After serving on a navy destroyer in the South Pacific during World War II, Haines studied at American University and the National Art School, both in Washington, and the Hans Hoffmann School of Fine Art in New York City and Provincetown, Massachusetts.
In 1947, Haines left Washington and eventually homesteaded acreage along the Richardson Highway approximately 68 miles southeast of Fairbanks, Alaska. It was here that he spent much of the next four decades running his trap lines and living off the land while trying to realize his artistic talents. It was here that he moved from the visual to the literary arts, and his experiences in the Alaskan wilderness were the inspiration for his early poetry collections - Winter News (1966) and The Stone Harp (1971), the essay collection Living Off the Country (1981), and the memoir The Stars, the Snow, the Fire (1989).

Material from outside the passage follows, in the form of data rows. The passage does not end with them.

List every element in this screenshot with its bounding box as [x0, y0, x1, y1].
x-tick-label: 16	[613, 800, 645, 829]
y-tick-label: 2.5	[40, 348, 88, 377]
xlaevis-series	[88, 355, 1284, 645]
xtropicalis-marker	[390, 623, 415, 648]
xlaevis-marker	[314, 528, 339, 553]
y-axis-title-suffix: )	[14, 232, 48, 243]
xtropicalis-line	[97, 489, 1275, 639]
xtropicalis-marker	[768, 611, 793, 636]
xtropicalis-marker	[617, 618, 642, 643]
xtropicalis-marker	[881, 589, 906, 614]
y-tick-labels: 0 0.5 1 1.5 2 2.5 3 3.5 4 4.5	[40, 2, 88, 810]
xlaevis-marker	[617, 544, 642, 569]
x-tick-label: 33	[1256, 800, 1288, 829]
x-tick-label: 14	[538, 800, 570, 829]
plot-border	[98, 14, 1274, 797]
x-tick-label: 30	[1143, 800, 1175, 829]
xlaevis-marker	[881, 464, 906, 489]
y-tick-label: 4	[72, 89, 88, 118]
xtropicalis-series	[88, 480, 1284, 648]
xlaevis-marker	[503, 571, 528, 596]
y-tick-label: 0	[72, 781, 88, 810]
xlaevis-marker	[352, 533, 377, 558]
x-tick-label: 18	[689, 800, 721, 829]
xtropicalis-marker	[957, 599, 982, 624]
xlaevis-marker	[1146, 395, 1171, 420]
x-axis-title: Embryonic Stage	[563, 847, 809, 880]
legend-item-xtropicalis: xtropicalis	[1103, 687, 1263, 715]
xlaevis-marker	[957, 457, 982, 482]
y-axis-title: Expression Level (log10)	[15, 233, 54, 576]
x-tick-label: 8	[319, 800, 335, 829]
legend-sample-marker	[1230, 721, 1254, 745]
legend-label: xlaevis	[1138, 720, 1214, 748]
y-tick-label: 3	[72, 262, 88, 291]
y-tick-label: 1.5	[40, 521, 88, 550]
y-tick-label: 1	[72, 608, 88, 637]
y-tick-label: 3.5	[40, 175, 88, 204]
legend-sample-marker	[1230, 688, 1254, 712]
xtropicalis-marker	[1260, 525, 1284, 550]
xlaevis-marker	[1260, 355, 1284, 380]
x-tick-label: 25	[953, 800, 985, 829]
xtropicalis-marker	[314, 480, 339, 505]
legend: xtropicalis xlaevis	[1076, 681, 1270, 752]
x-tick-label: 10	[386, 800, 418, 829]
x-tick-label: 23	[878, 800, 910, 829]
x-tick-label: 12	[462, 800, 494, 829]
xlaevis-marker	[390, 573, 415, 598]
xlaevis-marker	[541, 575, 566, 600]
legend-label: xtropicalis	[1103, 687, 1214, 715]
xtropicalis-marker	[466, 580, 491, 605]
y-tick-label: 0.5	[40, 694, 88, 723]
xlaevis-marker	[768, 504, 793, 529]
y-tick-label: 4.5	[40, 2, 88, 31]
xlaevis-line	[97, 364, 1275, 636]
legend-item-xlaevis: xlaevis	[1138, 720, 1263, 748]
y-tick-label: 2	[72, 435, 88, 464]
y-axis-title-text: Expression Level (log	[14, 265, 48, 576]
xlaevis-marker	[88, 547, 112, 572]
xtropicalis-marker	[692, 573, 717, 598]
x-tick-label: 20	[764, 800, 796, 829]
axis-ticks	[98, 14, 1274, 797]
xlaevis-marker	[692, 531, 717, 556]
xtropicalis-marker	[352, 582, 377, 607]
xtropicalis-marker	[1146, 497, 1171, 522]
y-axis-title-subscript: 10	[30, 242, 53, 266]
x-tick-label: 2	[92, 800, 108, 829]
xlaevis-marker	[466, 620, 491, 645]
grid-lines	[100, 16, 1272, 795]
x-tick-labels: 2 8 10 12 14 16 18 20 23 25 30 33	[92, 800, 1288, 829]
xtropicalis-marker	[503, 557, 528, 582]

Haines came back to Washington in 1991-92 as Jenny McKean Moore Writer-in-Residence at the George Washington University, and visited Washington frequently during the last two decades of his life. He also taught at several other colleges and universities; his last academic appointment was as an instructor in the Honors Program at the University of Alaska-Fairbanks.
His later books included New Poems 1980-88 (1990), The Owl in the Mask of the Dreamer (1993), Where the Twilight Never Ends (1994), Fables and Distances (1996), A Guide to the Four-Chambered Heart (1997), For the Century’s End: Poems 1990-1999 (2001), and Descent (2010).
Haines was honored for his writing, receiving the Lenore Marshall Poetry Prize, the Western States Book Award, two Guggenheim Fellowships, a National Endowment for the Arts Fellowship, a Bellagio Fellowship, a Lifetime Achievement Award from the Library of Congress, and the Alaska Governor’s Award for Excellence in the Arts, among others. He was also named a fellow of the Academy of American Poets in 1997.
I met John as a Jenny McKean Moore fellow at George Washington University in 1991 and we remained good friends during the final two decades of his life. He was a guest in my home during his visits to Washington, and I look back with particular fondness on the days he and I spent together in Big Sky, Montana in the autumn of 2004 following the release of A Gradual Twilight: An Appreciation of John Haines which I edited and which was published by CavanKerry Press.
So Happy Birthday, John! I miss you.